How Does Omni Video Editing Work?

Omni lets users edit videos conversationally across multiple turns. Each instruction builds on the last — a user can start by changing the environment, then shift the camera angle, then add objects, all within the same chat session without regenerating from scratch. This “vibe coding for video” approach is Omni’s key differentiator from tools like Runway or Kling that require dedicated editing interfaces.
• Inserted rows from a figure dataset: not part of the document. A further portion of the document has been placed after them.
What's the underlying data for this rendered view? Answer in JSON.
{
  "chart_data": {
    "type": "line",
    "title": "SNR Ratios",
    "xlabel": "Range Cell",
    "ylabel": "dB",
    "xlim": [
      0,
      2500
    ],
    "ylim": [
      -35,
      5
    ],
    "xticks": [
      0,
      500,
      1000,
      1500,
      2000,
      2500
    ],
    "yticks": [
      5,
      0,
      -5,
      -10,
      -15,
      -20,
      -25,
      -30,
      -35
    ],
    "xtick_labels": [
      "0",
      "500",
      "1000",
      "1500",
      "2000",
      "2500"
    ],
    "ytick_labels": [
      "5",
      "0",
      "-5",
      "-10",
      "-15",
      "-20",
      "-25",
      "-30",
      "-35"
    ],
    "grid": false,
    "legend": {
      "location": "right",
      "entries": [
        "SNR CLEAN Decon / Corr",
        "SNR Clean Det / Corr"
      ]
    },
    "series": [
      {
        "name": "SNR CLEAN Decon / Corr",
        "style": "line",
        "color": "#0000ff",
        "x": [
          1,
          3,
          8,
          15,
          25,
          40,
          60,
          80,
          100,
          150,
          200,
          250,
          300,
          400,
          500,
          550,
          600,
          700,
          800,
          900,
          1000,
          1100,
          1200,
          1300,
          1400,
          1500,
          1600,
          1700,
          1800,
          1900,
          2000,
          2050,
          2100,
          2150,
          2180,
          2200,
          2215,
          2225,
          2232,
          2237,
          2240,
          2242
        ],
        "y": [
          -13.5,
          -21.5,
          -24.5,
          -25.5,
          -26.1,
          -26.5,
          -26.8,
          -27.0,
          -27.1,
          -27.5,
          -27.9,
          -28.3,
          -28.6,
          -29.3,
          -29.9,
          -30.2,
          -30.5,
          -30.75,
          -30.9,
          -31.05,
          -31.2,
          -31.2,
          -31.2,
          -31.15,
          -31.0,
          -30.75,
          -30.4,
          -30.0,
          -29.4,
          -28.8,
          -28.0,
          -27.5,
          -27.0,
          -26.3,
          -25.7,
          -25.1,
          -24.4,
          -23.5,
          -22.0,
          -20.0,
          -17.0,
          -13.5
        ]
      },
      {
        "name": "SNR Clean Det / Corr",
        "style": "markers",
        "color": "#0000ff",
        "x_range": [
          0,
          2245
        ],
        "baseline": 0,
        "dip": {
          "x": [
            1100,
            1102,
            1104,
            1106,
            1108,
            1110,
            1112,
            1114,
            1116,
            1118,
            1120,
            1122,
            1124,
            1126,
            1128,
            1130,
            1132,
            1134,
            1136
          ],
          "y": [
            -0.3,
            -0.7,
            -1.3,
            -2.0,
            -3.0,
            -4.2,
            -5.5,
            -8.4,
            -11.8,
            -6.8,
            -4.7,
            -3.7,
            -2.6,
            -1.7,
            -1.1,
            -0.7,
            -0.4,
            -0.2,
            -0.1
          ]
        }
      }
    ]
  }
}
What Can Omni Actually Generate?

In demos, Omni showed the ability to transform a simple video of someone drawing a circle into complex animations, change a violinist’s environment while keeping the musician intact, and generate specific objects for each letter of the alphabet using Gemini’s world knowledge. Clips are capped at 10 seconds in the initial rollout, with longer durations planned.

Who Gets Access?

Omni Flash is rolling out to Google AI Plus, Pro, and Ultra subscribers globally through the Gemini app and Google Flow. It’s also available at no cost on YouTube Shorts and the YouTube Create App. Developer API access is expected in the coming weeks. All Omni-generated videos include SynthID digital watermarks.

Key Takeaways

Omni accepts text, images, audio, and video as input, outputs video
Conversational multi-turn editing — change scenes, camera angles, objects via chat
Built on Gemini’s world knowledge for grounded, realistic generation
First model: Omni Flash with 10-second video clips
Available on Gemini app, Google Flow, YouTube Shorts
Digital avatars with verification onboarding coming soon

Frequently Asked Questions

Is Omni replacing Veo? No. Google positions Omni alongside Veo — Veo focuses on cinematic text-to-video, while Omni handles multimodal creation and conversational editing.

Does Omni generate audio? The initial release focuses on video output. Audio generation and other output modalities (image, audio) are planned for future Omni family models.

How much does it cost? Omni Flash is included in existing Google AI subscription tiers (Plus, Pro, Ultra at $100/month). YouTube Shorts users get access at no cost.